Bir hadis-i şerifte buyuruldu ki: (İsmini duyduğunuz kimselerden, yeryüzüne [yani, o zamân bilinen memleketlerin çoğuna] dört kişi mâlik oldu. İkisi mümin, ikisi de kâfir idi. Mümin olan iki kişi, Zülkarneyn ile Süleymân (aleyhimesselâm) idi. Kâfir olan ikisi de, Nemrûd ile Buhtunnasar idi. Beşinci olarak, yeryüzüne, benim evlâdımdan biri, yani Mehdi de, mâlik olacaktır.)
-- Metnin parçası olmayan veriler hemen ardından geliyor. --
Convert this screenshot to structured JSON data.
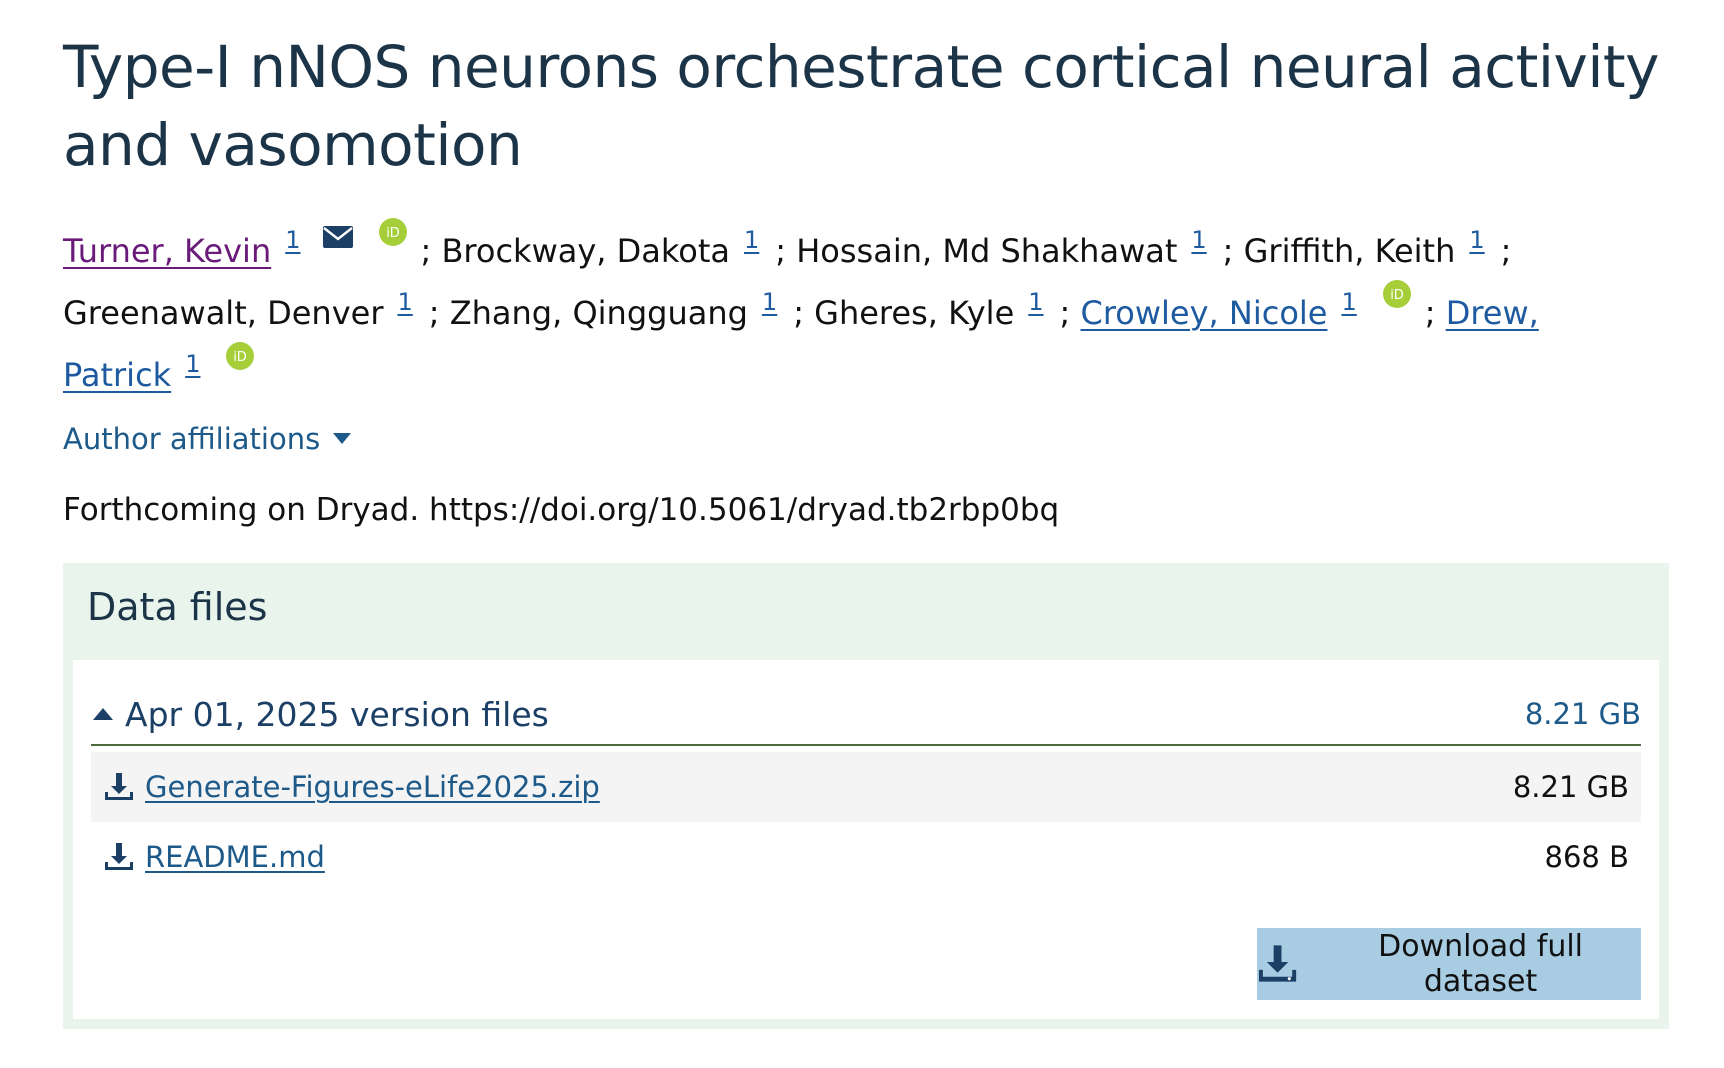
{
  "title": "Type-I nNOS neurons orchestrate cortical neural activity and vasomotion",
  "authors": [
    {
      "name": "Turner, Kevin",
      "affiliation": "1",
      "linked": true,
      "has_email": true,
      "has_orcid": true
    },
    {
      "name": "Brockway, Dakota",
      "affiliation": "1",
      "linked": false,
      "has_email": false,
      "has_orcid": false
    },
    {
      "name": "Hossain, Md Shakhawat",
      "affiliation": "1",
      "linked": false,
      "has_email": false,
      "has_orcid": false
    },
    {
      "name": "Griffith, Keith",
      "affiliation": "1",
      "linked": false,
      "has_email": false,
      "has_orcid": false
    },
    {
      "name": "Greenawalt, Denver",
      "affiliation": "1",
      "linked": false,
      "has_email": false,
      "has_orcid": false
    },
    {
      "name": "Zhang, Qingguang",
      "affiliation": "1",
      "linked": false,
      "has_email": false,
      "has_orcid": false
    },
    {
      "name": "Gheres, Kyle",
      "affiliation": "1",
      "linked": false,
      "has_email": false,
      "has_orcid": false
    },
    {
      "name": "Crowley, Nicole",
      "affiliation": "1",
      "linked": true,
      "has_email": false,
      "has_orcid": true
    },
    {
      "name": "Drew, Patrick",
      "affiliation": "1",
      "linked": true,
      "has_email": false,
      "has_orcid": true
    }
  ],
  "separator": ";",
  "affiliations_toggle": "Author affiliations",
  "doi_line": "Forthcoming on Dryad. https://doi.org/10.5061/dryad.tb2rbp0bq",
  "data_files": {
    "heading": "Data files",
    "version": {
      "label": "Apr 01, 2025 version files",
      "size": "8.21 GB"
    },
    "files": [
      {
        "name": "Generate-Figures-eLife2025.zip",
        "size": "8.21 GB"
      },
      {
        "name": "README.md",
        "size": "868 B"
      }
    ],
    "download_button": "Download full dataset"
  },
  "colors": {
    "title": "#1c3448",
    "link": "#1d5aa0",
    "visited_link": "#6a1b7a",
    "orcid": "#a6ce39",
    "panel_bg": "#e8f4ec",
    "button_bg": "#a8cde3"
  },
  "icons": {
    "email": "envelope-icon",
    "orcid": "orcid-icon",
    "caret_down": "caret-down-icon",
    "caret_up": "caret-up-icon",
    "download": "download-icon"
  }
}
"Fâni dünyâya aldanmayın!"
Hazreti İskender-i Zülkarneyn ölmeden evvel şöyle vasiyet etmiştir:
"Beni yıkayın, kefenleyin, sonra da bir tabuta koyun! Yalnız, kollarımı dışarıya sarkıtın! Hizmetkârlarım arkamdan gelsin! Hazinelerimi de katırlara yükleyin! Halk, benim son derece ihtişamlı bir saltanat ve dünya mülküne rağmen eli boş gittiğimi, hizmetkârlarımın da, hazinelerimin de bu dünyâda kalarak benimle beraber gelmediğini görsün! Bu yalancı ve fâni dünyâya aldanmasın!.."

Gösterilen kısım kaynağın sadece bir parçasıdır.